Anders als im „Nine Eleven Bowl“ vor Jahresfrist sind von den Spielern indes keine patriotischen Sprüche zu hören. Der Mann, an dem sich die Geister in den USA derzeit scheiden, ist nicht Hussein, sondern Jon Gruden. Der Cheftrainer der Buccaneers hat vier Jahre lang vergeblich versucht, die Raiders als deren Headcoach in die Super Bowl zu führen und war vor Jahresfrist zum Team aus Florida gewechselt. Die „Bucs“ haben sich die Dienste Grudens acht Millionen Dollar Ablöse und die Zugriffsrechte auf vier vielversprechende Collegespieler kosten lassen – und wurden mit dem ersten Finaleinzug der Teamgeschichte belohnt.
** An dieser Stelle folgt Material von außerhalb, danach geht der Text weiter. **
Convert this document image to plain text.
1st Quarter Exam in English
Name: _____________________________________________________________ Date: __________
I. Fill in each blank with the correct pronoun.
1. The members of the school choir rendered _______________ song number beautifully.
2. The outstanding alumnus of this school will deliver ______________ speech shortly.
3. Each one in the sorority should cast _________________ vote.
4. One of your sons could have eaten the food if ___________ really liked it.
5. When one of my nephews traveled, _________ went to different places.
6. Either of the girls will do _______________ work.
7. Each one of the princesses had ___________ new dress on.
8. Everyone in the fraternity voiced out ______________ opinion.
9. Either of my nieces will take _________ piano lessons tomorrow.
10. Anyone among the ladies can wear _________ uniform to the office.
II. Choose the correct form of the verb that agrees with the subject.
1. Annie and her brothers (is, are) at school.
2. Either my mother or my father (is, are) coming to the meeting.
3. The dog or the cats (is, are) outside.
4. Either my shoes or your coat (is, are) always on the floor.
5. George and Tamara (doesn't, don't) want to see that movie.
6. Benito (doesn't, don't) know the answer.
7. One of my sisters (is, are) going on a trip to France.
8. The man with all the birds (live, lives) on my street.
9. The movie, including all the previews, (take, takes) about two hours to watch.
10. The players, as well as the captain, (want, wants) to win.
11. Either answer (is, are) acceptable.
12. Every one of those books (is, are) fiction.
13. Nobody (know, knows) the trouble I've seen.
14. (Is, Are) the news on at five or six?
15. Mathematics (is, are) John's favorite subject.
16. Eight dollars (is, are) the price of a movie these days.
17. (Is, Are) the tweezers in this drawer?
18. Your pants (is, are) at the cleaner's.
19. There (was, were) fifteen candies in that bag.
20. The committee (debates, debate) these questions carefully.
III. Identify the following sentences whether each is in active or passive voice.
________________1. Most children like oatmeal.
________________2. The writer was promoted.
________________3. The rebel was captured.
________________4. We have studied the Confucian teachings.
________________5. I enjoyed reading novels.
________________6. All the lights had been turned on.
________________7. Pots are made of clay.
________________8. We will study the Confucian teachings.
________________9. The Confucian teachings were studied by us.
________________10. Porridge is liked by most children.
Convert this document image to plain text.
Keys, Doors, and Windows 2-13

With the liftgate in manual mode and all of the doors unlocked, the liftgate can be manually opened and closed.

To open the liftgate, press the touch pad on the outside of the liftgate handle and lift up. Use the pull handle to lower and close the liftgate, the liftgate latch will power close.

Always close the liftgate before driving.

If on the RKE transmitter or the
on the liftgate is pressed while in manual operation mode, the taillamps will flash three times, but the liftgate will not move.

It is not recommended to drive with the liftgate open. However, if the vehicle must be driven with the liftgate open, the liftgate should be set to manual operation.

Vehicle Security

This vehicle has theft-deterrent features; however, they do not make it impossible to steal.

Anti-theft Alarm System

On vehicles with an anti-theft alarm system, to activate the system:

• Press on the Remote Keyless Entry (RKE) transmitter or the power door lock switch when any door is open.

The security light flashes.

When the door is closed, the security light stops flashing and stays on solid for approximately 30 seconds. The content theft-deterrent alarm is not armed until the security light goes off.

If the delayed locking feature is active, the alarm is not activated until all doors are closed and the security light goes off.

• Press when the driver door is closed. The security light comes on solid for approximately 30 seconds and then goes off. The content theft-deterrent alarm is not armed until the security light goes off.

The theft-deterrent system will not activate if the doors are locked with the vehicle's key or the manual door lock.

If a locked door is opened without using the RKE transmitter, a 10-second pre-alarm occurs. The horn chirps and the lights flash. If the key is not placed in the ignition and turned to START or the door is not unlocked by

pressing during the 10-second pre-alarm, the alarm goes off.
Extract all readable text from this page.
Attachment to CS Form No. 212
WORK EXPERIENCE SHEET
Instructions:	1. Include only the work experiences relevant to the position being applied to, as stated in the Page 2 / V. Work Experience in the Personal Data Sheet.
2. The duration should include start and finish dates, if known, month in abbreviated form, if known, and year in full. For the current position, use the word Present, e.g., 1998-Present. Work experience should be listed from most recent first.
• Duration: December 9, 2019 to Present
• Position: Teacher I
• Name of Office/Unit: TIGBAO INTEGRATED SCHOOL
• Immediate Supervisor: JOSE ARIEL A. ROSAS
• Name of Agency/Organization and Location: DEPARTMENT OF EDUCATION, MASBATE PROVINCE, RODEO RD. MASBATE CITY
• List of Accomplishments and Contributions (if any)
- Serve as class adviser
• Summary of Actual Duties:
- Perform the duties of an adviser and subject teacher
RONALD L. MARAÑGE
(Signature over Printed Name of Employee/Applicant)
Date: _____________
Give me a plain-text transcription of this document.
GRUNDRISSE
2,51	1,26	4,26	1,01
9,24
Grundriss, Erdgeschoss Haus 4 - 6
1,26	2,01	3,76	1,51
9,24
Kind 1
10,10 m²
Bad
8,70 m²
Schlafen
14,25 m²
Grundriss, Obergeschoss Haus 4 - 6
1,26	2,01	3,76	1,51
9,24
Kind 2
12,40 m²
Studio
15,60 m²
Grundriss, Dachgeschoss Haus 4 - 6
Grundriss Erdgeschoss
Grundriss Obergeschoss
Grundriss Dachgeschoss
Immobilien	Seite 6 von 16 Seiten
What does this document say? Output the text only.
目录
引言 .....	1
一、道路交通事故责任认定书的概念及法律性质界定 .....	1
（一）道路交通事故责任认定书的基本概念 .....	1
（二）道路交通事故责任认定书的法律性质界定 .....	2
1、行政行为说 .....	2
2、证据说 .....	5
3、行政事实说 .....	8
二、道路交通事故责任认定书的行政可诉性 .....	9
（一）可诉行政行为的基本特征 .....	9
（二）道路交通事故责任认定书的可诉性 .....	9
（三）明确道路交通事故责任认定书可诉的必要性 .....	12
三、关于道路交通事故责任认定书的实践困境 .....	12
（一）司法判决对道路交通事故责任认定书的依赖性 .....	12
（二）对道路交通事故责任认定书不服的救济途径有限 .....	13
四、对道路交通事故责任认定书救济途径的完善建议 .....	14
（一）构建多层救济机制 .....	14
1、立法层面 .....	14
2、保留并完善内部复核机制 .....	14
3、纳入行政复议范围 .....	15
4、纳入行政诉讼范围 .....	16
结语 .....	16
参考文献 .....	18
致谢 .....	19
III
Die Raiders geben sich vor dem Wiedersehen mit ihrem stets unter Starkstrom stehenden Extrainer gelassen. „Gruden? Mir ist egal, gegen wen wir spielen. Hier geht’s um die Raiders“, wies Oakland-Ballträger Charlie Garner Fragesteller zurecht. Und der inzwischen 40-jährige Raiders-Oldtimer Jerry Rice, als vermeintliches Ballfänger-Auslaufmodell der San Francisco 49ers einst von Gruden nach Oakland geholt, bekundete dem Trainer des Endspielgegners höflich seinen Respekt: „Er war der Grund, weshalb ich nach Oakland gegangen bin.“

Den US-Medien ist das zu viel der Harmonie. Sie widmeten die ersten Schlagzeilen der „Super Bowl Week“ prompt dem notorisch grimassierenden Blondschopf an der Seitenlinie der „Bucs“. Denn Gruden glänzte bei Ankunft seines Teams auf San Diegos Flughafen Lindburgh Field durch Abwesenheit. Er müsse noch am Spielzugplan fürs Finale werkeln, ließ der mit 39 Jahren jüngste Cheftrainer der NFL ausrichten und schwebte erst tags darauf ein. Mitunter, so mag er sich gedacht haben, muss man seine Gegner hinhalten. Diese, wenn auch keine andere Überzeugung hat Gruden wohl mit Saddam Hussein gemein. Dessen Gegner demonstrieren derweil im und über dem Hafenbecken von San Diego vor interessierten Touristen im Restaurant-Geviert Seaport Village ihren Siegeswillen: mit Kampf-Schlauchbooten, Hubschraubern und Kampfjets. Denn das nächste Spiel ist immer das schwerste.